Multi-Million-Dollar Renovation Results in Record Price Per Unit
Well-located suburban multifamily assets with value-add potential remain highly sought-after and are difficult to find, says an MD for Origin Investments. Origin in partnership with Aegon Real Assets US parlayed a multi-million-dollar renovation program into a record per-unit sale price for Fletcher Southlands, a 320-unit multifamily asset in Aurora, CO.
With a sale price that exceeded $320,000 per unit, the sale established a new per-unit sale price record for 2002-vintage product in the Aurora marketplace. Based on the sale price, the investment in Fletcher Southlands produced an approximate 30.2 percent gross IRR and a 2.25x gross multiple to Origin’s Fund III investors.
The property at 22959 E. Smoky Hill Rd. was acquired by CBRE Investment Advisors. At the time of the sale, Fletcher Southlands was 98 percent leased.

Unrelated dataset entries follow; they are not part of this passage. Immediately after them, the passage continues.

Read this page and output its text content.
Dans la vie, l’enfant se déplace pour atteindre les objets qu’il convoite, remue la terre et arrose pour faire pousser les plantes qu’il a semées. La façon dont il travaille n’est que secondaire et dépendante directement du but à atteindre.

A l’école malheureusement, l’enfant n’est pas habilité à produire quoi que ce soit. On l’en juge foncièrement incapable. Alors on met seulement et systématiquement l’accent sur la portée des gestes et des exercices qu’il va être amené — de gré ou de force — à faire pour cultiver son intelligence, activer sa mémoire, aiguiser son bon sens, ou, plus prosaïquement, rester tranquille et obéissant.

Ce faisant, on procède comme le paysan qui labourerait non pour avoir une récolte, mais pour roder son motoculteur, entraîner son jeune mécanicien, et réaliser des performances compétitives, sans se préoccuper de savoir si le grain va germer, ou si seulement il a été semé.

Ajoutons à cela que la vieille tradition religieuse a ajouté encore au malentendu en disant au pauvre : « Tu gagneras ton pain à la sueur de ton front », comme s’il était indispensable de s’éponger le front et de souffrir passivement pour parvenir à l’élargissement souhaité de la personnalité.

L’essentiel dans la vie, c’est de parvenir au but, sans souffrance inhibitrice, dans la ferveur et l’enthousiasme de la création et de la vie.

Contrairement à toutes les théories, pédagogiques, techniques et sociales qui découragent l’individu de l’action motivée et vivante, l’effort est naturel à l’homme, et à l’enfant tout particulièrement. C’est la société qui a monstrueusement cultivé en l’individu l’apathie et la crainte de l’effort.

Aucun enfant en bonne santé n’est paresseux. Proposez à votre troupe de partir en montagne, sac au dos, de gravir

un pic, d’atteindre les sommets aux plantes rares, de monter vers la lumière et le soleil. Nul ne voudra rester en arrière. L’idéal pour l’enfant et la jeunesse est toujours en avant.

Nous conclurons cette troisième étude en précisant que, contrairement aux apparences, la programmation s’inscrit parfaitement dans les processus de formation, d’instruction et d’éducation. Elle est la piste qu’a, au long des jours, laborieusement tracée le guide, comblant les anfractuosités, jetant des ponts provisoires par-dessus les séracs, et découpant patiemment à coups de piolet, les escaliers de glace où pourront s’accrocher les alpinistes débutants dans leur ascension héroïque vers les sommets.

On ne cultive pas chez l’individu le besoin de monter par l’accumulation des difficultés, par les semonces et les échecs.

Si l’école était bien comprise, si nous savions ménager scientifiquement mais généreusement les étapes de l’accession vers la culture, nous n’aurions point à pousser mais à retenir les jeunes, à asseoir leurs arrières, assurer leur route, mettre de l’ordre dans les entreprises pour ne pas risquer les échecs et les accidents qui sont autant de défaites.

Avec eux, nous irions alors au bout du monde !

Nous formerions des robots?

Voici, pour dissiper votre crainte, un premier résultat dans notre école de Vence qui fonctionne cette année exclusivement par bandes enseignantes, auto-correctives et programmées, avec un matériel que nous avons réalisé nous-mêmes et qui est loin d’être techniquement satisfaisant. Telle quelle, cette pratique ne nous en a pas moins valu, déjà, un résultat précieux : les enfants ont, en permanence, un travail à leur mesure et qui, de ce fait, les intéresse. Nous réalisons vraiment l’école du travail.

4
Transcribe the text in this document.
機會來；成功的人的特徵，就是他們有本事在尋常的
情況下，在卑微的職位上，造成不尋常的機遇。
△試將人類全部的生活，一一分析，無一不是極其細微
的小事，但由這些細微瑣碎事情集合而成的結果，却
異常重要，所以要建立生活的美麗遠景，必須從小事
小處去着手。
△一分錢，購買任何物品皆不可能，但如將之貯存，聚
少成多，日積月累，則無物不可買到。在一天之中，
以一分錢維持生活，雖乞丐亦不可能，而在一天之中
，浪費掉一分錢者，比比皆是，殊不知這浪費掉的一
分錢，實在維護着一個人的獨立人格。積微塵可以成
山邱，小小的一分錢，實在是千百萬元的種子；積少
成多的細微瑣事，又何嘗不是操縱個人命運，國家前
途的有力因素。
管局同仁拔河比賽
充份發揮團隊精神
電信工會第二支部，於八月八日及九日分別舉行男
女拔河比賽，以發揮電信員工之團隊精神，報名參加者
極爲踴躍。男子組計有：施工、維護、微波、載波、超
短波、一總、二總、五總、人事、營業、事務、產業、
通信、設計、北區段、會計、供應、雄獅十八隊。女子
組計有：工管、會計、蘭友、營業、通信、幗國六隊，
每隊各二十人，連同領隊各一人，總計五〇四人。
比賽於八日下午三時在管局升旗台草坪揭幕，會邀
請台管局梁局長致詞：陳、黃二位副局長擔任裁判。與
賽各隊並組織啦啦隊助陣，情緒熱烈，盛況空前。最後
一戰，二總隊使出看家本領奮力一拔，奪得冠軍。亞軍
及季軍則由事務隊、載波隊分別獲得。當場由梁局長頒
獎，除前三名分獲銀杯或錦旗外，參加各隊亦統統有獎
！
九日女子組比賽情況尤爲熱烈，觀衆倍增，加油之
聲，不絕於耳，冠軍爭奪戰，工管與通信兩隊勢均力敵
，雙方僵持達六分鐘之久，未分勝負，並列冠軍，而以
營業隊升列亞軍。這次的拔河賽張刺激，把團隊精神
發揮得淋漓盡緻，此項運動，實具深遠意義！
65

“The acquisition of Fletcher Southlands represented a tremendous value-add opportunity; an opportunity we were able to realize in a significantly shorter hold period,” said Marc Turner, managing director of investment management, Origin Investments. “We determined it would be in the best interest of our partner and Fund III investors to accelerate our exit strategy while being able to position the asset with further opportunity to create value by finishing the program we had started.”
Turner noted that the partnership’s original strategy was to complete the common area renovation and amenity package along with unit updates at eight per month. Given the ongoing steady performance of the asset, a lower rate of unit turnover and a potential early exit strategy, only 59 percent of the units ultimately were improved.
Jordan Robbins and Pamela Koster, both with JLL’s capital markets division, represented the Origin-Aegon partnership in the disposition.